MAB denuncia violação de direitos um ano após rompimento da barragem no Rio Doce

Atingidos criticam lentidão das ações de reparação de danos e impunidade da Samarco e da Vale
Campanha "1 ano de lama e luta", organizada pelo Movimento dos Atingidos por Barragens como resistência ao desastre da Bacia do Rio Doce / Movimento dos Atingidos por Barragens

Campanha “1 ano de lama e luta”, organizada pelo Movimento dos Atingidos por Barragens como resistência ao desastre da Bacia do Rio Doce / Movimento dos Atingidos por Barragens

O Movimento dos Atingidos por Barragens (MAB) realizou, na última quarta-feira (26), uma coletiva de imprensa para lembrar que em 5 de novembro próximo completará um ano da tragédia do rompimento da barragem da Samarco na Bacia do Rio Doce. O Movimento também denunciou a violação de direitos da população atingida e a impunidade das empresas envolvidas.

Na coletiva, atingidos pelo crime e membros do MAB dividiram o espaço de fala com a médica Clarissa Santos, representante da brigada de médicos populares; com o deputado estadual Rogério Correia (PT-MG), que já encaminhou três projetos de lei em defesa dos atingidos, dois deles em trâmite; e com o padre Geraldo, da arquidiocese de Mariana.
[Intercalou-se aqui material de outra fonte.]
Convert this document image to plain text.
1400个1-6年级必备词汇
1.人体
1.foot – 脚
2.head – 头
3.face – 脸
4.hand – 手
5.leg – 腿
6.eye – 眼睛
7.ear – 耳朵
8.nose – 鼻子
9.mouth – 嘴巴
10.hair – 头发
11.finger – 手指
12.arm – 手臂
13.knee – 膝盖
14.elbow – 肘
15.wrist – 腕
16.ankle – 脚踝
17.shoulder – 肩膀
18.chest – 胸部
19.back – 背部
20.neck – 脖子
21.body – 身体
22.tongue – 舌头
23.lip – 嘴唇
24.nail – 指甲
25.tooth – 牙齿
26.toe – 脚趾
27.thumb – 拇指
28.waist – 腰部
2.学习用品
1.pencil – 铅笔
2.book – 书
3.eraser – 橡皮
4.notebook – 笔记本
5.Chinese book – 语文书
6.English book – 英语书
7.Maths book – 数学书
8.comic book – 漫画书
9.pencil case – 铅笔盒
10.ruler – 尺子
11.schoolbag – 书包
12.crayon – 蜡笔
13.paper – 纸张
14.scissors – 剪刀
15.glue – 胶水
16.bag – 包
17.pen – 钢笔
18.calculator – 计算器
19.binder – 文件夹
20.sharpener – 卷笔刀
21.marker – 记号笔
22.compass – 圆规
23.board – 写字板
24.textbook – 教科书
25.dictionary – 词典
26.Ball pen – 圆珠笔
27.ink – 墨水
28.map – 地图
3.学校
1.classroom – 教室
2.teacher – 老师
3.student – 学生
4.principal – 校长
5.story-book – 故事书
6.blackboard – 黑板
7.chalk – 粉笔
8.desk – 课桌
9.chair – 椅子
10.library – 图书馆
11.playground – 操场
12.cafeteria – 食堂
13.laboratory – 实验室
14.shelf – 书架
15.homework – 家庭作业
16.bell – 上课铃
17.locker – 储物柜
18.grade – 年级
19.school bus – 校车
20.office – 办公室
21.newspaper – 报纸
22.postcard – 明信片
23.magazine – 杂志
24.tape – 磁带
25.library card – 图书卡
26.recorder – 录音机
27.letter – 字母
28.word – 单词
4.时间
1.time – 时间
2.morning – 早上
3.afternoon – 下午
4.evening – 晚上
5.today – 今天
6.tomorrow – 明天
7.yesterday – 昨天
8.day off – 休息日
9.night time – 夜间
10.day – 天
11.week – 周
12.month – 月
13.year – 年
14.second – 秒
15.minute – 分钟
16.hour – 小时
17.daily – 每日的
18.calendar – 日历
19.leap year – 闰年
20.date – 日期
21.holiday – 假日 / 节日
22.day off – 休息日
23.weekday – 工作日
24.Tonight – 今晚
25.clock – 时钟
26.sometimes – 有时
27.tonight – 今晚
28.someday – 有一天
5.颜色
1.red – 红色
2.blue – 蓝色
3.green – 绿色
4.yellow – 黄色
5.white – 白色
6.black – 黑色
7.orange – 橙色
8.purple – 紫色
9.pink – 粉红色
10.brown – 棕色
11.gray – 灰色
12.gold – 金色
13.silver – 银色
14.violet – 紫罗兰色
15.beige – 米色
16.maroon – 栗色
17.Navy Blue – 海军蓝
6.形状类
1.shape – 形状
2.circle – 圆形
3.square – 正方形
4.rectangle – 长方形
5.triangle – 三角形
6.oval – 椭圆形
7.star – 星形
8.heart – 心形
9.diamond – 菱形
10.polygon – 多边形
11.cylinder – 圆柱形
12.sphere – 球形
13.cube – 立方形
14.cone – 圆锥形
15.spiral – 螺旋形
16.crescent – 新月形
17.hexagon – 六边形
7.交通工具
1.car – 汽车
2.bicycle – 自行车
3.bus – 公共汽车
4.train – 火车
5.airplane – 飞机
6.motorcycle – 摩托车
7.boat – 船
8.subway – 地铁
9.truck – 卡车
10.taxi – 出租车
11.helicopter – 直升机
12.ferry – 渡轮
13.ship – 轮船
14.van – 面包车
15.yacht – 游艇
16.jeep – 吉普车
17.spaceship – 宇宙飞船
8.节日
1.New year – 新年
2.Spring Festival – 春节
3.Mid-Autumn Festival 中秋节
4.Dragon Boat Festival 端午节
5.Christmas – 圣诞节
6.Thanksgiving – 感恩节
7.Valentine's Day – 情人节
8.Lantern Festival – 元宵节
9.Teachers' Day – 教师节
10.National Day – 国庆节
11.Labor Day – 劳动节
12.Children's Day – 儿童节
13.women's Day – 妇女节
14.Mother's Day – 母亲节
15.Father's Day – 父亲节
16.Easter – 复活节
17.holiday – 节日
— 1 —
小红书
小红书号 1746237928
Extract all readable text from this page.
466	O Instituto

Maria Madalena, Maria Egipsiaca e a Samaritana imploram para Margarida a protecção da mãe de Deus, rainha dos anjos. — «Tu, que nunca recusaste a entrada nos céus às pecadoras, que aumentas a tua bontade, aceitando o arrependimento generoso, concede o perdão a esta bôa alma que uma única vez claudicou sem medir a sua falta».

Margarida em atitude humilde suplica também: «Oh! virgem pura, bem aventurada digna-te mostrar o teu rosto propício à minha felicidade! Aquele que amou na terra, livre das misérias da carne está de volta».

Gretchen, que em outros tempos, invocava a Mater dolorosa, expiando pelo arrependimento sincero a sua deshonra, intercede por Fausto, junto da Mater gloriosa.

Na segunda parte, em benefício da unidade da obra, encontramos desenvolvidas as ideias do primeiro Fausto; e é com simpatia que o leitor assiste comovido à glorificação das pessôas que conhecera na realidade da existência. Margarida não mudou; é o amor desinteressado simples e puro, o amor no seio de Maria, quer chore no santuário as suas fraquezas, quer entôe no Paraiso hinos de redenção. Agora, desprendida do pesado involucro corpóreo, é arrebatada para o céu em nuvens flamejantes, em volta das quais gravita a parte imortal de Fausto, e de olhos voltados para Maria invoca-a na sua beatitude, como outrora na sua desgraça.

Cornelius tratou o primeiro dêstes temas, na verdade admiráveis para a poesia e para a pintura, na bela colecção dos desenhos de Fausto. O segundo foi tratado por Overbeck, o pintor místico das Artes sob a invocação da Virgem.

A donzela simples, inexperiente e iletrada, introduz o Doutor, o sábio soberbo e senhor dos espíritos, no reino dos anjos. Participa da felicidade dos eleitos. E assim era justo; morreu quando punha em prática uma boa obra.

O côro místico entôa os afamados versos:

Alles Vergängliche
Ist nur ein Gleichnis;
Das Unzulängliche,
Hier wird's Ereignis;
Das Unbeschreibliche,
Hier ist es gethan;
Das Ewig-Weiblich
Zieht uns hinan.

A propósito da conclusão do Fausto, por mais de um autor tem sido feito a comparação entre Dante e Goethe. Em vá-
“Não podemos deixar de destacar o papel do Estado, que está conivente com a empresa e tinha condições de averiguar o crime e não averiguou. Para denunciar um ano do crime e de impunidade, o MAB está organizando uma marcha que sairá da cidade de Regência (ES) no dia 31 de outubro e chegará em Mariana no dia 5 de novembro. Temos que reparar os direitos dos atingidos”, afirmou Letícia Oliveira, da coordenação nacional do MAB.

Segundo Letícia, os acordos feitos entre o governo e a Samarco não tiveram participação direta dos atingidos pela tragédia. “Ele fala como recuperar as vidas e o meio ambiente mas as principais pessoas atingidas não foram ouvidas”, denunciou. Ela criticou também a criação da Fundação Renova pela Samarco, órgão que ficará responsável pela reparação dos danos, mas, na sua opinião afastará ainda mais a participação dos atingidos.